Folks told me all sorts of nice things about the dish and wouldn't you know it, that made me feel mighty good. The vintner even came up and complimented us on the (nearly last minute) syrah pairing. One of my old coworkers from our restaurant across the Bay was at the dinner and told me it was very grown up and the best dessert he's had in a while.

Enough horn tooting. For me, it was a great feeling to show folks that I know what I'm doing and that I can rise to the occasion. Doing day time pastry prep has felt a bit like hibernation; a long sleep in which I didn't have much of a choice.

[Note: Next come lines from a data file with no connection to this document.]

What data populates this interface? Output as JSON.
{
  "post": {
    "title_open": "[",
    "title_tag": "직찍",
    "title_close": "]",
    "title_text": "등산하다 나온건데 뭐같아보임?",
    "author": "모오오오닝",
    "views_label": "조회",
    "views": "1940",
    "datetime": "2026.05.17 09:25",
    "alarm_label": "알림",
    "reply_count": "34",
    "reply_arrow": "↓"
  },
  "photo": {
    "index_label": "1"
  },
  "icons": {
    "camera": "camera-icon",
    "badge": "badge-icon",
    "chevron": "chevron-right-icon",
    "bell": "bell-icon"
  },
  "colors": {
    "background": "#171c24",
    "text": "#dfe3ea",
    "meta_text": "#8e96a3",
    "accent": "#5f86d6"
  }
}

This whole summer wine dinner series has really helped me shake the dust off and wake up. One thing that I didn't really appreciate much until now was the freedom I've had for the last few months to put desserts on the bar side of our establishment. The bar food is more casual than our restaurant side, so I can do things like this:

Brown sugar caraway pop tarts. They're off the menu now because it was a whole lot more work than I could grant to the price point and popularity of it. For what it's worth, I paired it with vanilla milk.

That brown sugar caraway pop tart was magic, but it wasn't selling (come on people!), so it was quietly taken off the menu. But! My chef had been asking about panna cotta for weeks before the wine dinner and finally ordered little cups for it, so I had to kinda actually do it. After a little hemming and hawing (have you witnessed the horror of a "panna cotta" Google image search, because I have and it hurts), it clicked: Thai tea panna cotta.

I ran spoon fulls of my test batch straight into the mouths of cooks with busy hands and was met with groans of taste bud delight. After a quick little consult (read: taste test standing in the bar) with our bar manager, he suggested pairing it with Mekhong, and so came a thin layer of alcoholic jelly on top.

Thai tea panna cotta with Mekhong jelly, to be served with wee little micro mint leaves.

Anywho, this post is getting long and it's certainly past my bed time, so I'll leave you with that tasty thought. Thanks again for reading and I hope to share some more yums soon.